Core API

Webhook callbacks for signed operator decisions

Validate signed Contro1 callbacks and safely resume AI workflows after approvals, rejections, expirations, or escalations.

Webhooks are the handoff point between human review and agent execution, so signature verification and idempotency are mandatory.

Key takeaways

  • Every callback is signed with HMAC-SHA256 over timestamp plus body.
  • Reject callbacks older than 5 minutes to prevent replay.
  • Return 200 even on idempotent duplicates so Contro1 stops retrying.
  • Map approved, denied, timed_out, and cancelled outcomes to explicit branches.
  • Callbacks include policy_context when the original request included policy or risk evidence.

Why webhook verification matters

If your callback path accepts forged decisions, your approval layer is not real.

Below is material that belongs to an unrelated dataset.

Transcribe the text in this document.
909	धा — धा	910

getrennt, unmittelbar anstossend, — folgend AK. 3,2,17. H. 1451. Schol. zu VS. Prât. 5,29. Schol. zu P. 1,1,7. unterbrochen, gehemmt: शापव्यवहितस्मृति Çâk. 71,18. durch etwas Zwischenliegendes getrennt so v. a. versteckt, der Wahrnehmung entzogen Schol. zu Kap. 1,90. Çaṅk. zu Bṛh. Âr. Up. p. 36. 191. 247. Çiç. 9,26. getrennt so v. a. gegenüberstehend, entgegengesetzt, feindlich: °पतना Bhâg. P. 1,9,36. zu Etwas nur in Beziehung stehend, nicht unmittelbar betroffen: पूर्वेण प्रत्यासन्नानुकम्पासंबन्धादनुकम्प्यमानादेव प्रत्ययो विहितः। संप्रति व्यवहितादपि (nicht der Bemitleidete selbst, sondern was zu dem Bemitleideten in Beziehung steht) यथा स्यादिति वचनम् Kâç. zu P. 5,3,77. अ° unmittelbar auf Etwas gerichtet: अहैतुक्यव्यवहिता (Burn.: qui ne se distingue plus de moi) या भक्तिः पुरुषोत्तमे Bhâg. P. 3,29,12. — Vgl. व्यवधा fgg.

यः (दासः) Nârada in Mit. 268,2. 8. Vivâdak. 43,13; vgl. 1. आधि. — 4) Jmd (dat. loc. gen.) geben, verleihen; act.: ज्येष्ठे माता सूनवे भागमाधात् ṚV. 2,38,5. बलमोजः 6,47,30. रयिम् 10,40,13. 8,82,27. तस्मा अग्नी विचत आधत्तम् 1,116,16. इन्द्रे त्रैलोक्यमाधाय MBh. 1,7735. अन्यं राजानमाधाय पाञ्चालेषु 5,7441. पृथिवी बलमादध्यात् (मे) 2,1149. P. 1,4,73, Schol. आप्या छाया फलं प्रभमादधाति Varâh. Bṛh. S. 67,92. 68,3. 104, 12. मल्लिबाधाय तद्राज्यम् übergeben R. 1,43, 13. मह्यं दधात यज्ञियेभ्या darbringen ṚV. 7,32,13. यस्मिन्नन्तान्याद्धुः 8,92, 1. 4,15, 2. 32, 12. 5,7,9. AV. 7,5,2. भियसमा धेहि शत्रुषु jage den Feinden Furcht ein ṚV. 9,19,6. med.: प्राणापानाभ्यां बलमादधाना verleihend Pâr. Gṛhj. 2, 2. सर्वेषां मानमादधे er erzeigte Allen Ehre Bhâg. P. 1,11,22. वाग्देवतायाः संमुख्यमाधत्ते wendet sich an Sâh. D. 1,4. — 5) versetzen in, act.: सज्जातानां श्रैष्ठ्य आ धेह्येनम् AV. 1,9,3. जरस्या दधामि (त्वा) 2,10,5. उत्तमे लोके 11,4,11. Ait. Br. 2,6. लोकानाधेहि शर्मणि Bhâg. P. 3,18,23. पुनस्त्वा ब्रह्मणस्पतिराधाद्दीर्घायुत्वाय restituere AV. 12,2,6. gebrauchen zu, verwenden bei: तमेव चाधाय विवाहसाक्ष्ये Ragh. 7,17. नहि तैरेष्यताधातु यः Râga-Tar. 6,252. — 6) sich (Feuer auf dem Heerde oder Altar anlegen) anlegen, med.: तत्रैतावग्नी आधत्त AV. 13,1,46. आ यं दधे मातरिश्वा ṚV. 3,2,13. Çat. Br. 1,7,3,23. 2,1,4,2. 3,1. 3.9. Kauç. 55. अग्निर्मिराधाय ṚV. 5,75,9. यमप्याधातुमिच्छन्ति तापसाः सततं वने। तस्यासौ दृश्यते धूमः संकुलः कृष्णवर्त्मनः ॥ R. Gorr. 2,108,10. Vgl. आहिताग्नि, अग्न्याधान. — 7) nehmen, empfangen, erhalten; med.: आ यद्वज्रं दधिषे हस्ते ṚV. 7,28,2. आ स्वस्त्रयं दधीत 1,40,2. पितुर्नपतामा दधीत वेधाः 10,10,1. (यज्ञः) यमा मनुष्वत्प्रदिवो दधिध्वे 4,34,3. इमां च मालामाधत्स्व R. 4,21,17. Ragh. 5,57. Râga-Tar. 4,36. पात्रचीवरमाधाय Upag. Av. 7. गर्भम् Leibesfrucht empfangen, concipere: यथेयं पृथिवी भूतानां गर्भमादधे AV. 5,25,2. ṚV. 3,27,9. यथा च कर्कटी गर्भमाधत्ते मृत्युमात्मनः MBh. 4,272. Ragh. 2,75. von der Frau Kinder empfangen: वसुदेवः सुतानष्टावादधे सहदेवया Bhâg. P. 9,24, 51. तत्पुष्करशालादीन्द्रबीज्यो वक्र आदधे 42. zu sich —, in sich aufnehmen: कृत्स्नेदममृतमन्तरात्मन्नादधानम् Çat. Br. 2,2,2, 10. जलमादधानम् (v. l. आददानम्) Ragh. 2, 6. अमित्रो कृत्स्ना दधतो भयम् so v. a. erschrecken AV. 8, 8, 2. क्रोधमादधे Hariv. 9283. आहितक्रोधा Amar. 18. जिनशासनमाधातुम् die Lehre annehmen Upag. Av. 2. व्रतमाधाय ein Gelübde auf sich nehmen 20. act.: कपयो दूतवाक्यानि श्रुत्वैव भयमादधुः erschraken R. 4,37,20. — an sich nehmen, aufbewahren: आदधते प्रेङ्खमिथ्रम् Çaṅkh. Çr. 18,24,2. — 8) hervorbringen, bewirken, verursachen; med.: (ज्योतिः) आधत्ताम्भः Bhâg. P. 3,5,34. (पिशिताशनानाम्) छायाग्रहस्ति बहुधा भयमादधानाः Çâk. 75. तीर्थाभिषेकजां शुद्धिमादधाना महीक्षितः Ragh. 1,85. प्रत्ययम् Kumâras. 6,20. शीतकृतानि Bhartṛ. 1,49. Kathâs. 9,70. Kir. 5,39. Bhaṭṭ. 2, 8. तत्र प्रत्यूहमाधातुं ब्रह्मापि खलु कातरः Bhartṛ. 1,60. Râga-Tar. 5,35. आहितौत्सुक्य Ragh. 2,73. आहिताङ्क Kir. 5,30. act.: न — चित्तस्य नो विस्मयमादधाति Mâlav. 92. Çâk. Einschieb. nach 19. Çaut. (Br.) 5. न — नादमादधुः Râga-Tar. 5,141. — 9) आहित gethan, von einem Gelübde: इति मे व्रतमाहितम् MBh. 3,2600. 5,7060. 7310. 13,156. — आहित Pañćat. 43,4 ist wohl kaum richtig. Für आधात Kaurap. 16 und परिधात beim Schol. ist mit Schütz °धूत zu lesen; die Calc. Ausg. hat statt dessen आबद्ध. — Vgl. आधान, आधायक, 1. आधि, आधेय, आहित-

Every workflow that resumes after human review should verify timestamp and signature before applying the response.

What your handler should do

  • Verify X-CentCom-Signature and X-CentCom-Timestamp
  • Use X-CentCom-Request-Id for correlation in logs
  • Reject stale callbacks
  • Deduplicate by delivery or request ID
  • Map approved, denied, timed_out, and cancelled outcomes explicitly

Payload shape

The primary fields for new webhook consumers are request_id, status, response, responded_by, responded_at, metadata, risk_level, policy_trigger, policy_context, and approval_comment_required.

structured_response duplicates the operator response in protocol terms, and protocol_response contains the full canonical Contro1Response for SDK adapters. If you are writing a simple handler, prefer response plus status.

webhook_payload.json
{
  "request_id": "req_abc123",
  "state": "answered",
  "status": "approved",
  "response": {
    "approved": true,
    "comment": "Approved for this customer."
  },
  "responded_by": "Ariel Navon",
  "responded_at": "2026-04-26T19:01:08.984Z",
  "metadata": {
    "case_id": "refund-8842"
  },
  "risk_level": "high",
  "policy_trigger": "Vendor transfers above $10,000 require finance approval.",
  "policy_context": {
    "source": "custom_rules",
    "policy_name": "finance-transfer-controls",
    "rule_id": "vendor-transfer-over-10000",
    "rule_reason": "Vendor transfers above $10,000 require finance approval.",
    "policy_version": "git:8f42c1a",
    "enforcement": "require_approval"
  },
  "approval_comment_required": true,
  "message": "Approved for this customer.",
  "structured_response": {
    "approved": true,
    "comment": "Approved for this customer."
  },
  "resolved_at": "2026-04-26T19:01:08.984Z",
  "protocol_response": {
    "request_id": "req_abc123",
    "status": "approved",
    "message": "Approved for this customer.",
    "structured_response": {
      "approved": true,
      "comment": "Approved for this customer."
    },
    "resolved_at": "2026-04-26T19:01:08.984Z"
  }
}

Verification example

verify.ts
import { verifyWebhook } from '@contro1/sdk';

const isValid = verifyWebhook(
  rawBody,
  req.headers['x-centcom-signature'],
  req.headers['x-centcom-timestamp'],
  process.env.CENTCOM_WEBHOOK_SECRET || ''
);

if (!isValid) {
  res.status(401).json({ error: 'Invalid signature' });
  return;
}
verify.py
import hmac, hashlib, time, os

def verify_webhook(body: bytes, signature: str, timestamp: str) -> bool:
    secret = os.environ["CENTCOM_WEBHOOK_SECRET"].encode()
    if abs(time.time() - int(timestamp)) > 300:
        return False
    signed = f"{timestamp}.".encode() + body
    expected = hmac.new(secret, signed, hashlib.sha256).hexdigest()
    return hmac.compare_digest(expected, signature)

Delivery states

  • answered - the operator submitted a response
  • callback_pending - Contro1 is attempting to deliver the signed callback
  • callback_delivered - the callback URL returned a successful 2xx response
  • callback_failed - retries were exhausted or delivery failed permanently
  • closed - the request lifecycle is complete after successful callback delivery

Frequently asked questions

What should happen if callback delivery fails?

Your workflow should be able to recover by reading request state from the API and replaying the final decision safely.

Can I resume workflows synchronously instead of with a webhook?

You can poll in simple setups, but signed callbacks are the better pattern for long-running or multi-team production flows.

How many retries will Contro1 attempt?

Up to 5 retries with exponential backoff. Your handler should be idempotent - the same delivery ID may arrive more than once.

Do I need to respond quickly?

Return 200 within 10 seconds. If your downstream workflow is slow, acknowledge immediately and process asynchronously.